DBS - last year's top deal maker for Singdollar debt - continued to claim the lion's share of the market. In the first quarter, it managed 21 deals as sole or joint book runner, helping to raise around $2.82 billion, Bloomberg data showed.
OCBC came second, with a market share of 10.82 per cent, having $610 million from six deals credited to its name. Deutsche Bank was third, with two deals and $425 million, and HSBC was fourth, with with $337.5 million from four deals.
Market sentiment has improved from last year as there are fewer jitters around the United States interest rate hikes, DBS head of fixed income Clifford Lee told The Straits Times.
He said: "This year, we started with its fair share of volatility, but we have at least one uncertainty taken away, after the first hike was announced by the Federal Reserve in December.
"In terms of supply, real estate firms and banks have been the key drivers, like last year. What is also encouraging for us is that we are seeing a few substantial deals and foreign participation. That may be a sign of the market opening up."
DBS itself was a major issuer, having launched a combined $730 million in debt in the quarter.

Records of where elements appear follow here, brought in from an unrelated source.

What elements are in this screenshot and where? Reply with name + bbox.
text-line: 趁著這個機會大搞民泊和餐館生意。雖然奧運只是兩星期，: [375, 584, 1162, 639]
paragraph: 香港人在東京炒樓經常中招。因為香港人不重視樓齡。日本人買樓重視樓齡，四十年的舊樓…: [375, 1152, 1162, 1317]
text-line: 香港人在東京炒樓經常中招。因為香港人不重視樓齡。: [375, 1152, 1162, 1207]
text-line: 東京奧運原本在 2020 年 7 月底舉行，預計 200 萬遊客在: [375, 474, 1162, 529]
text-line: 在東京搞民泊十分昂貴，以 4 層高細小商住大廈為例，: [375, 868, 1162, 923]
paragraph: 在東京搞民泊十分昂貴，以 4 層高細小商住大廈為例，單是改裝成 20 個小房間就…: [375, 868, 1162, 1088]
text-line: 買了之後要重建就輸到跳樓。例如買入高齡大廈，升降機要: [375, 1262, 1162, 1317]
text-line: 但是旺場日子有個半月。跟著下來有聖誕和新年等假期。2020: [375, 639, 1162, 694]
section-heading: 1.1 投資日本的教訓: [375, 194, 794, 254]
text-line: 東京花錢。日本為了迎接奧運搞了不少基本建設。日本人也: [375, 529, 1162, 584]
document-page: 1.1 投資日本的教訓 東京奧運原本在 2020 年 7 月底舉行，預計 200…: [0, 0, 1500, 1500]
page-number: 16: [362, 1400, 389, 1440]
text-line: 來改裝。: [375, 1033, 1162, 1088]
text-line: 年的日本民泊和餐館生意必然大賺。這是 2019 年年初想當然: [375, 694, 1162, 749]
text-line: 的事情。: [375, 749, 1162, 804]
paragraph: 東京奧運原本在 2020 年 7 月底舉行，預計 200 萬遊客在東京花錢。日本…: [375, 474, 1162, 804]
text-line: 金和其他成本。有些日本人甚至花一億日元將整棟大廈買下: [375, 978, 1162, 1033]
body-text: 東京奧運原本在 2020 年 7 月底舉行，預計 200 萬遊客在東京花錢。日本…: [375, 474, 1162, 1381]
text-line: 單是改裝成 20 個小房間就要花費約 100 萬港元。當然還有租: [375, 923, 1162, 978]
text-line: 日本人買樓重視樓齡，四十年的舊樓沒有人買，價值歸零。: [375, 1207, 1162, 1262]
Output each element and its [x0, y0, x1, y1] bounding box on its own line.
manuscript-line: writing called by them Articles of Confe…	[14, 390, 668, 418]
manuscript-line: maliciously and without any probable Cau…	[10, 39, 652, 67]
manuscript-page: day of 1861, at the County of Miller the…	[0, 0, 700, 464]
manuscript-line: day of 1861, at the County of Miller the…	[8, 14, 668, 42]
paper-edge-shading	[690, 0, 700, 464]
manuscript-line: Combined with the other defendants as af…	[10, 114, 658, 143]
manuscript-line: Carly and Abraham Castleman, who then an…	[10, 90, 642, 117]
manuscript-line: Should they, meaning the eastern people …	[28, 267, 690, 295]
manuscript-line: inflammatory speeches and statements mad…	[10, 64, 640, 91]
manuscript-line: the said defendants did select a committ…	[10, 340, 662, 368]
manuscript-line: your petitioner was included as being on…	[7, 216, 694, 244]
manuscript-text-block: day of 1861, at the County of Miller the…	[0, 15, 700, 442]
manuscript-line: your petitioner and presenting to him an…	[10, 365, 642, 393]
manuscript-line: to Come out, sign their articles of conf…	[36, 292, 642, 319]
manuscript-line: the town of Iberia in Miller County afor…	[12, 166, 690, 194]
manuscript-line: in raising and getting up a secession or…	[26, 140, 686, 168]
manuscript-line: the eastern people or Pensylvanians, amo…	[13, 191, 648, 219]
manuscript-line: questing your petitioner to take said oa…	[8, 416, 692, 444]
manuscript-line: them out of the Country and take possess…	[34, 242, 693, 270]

Dutch bank ABN Amro had a $450 million issuance in March, jointly arranged by DBS, HSBC and Standard Chartered.
Mr Sean Henderson, HSBC's deputy head for Asia-Pacific debt capital markets, said: "The relative depth of the Singdollar market has often seen the largest issuers using the offshore markets. However, deals like the ABN Amro issue demonstrated that depth in the Singdollar market can be achievable."
Meanwhile, local companies - particularly in the property sector - have not shied away from the Singdollar debt market. Ascendas had three issuances that totalled $375 million, City Developments did a $115 million issuance last month, and Perennial rolled out a $125 million deal through a subsidiary in the same month.
Other Singapore names included Singtel, with a $250 million deal in February, and Aspial, whose $200 million retail bond issued last month generated a good deal of market buzz with an unusually high annual yield, or coupon rate, of 5.3 per cent.
Deals in the pipeline look to be in good shape, Mr Henderson said, adding: "Some borrowers have been keen to build in a buffer ahead of potential volatility... with the Brexit vote and a number of key elections due in Europe and the US."
DBS' Mr Lee said: "We do still expect volatility in the market... structural changes in China and the price swings in the commodity market will easily spook people and shut up market windows in a hurry."
As the bond market seeks its footing in an improving but still uncertain landscape, concerns around Singdollar bond defaults have also come to the fore, following news over the past half year that PT Trikomsel and Pacific Andes Resources Development had missed their yield payments.
OCBC credit analyst Andrew Wong said: "Default risks will depend heavily on company-specific factors, but a few industries will be under pressure.
"In particular, we continue to watch the offshore and marine sector closely, given that oil prices remain weak and... fundamentals remain challenging, resulting in pressure on cash flows and margins."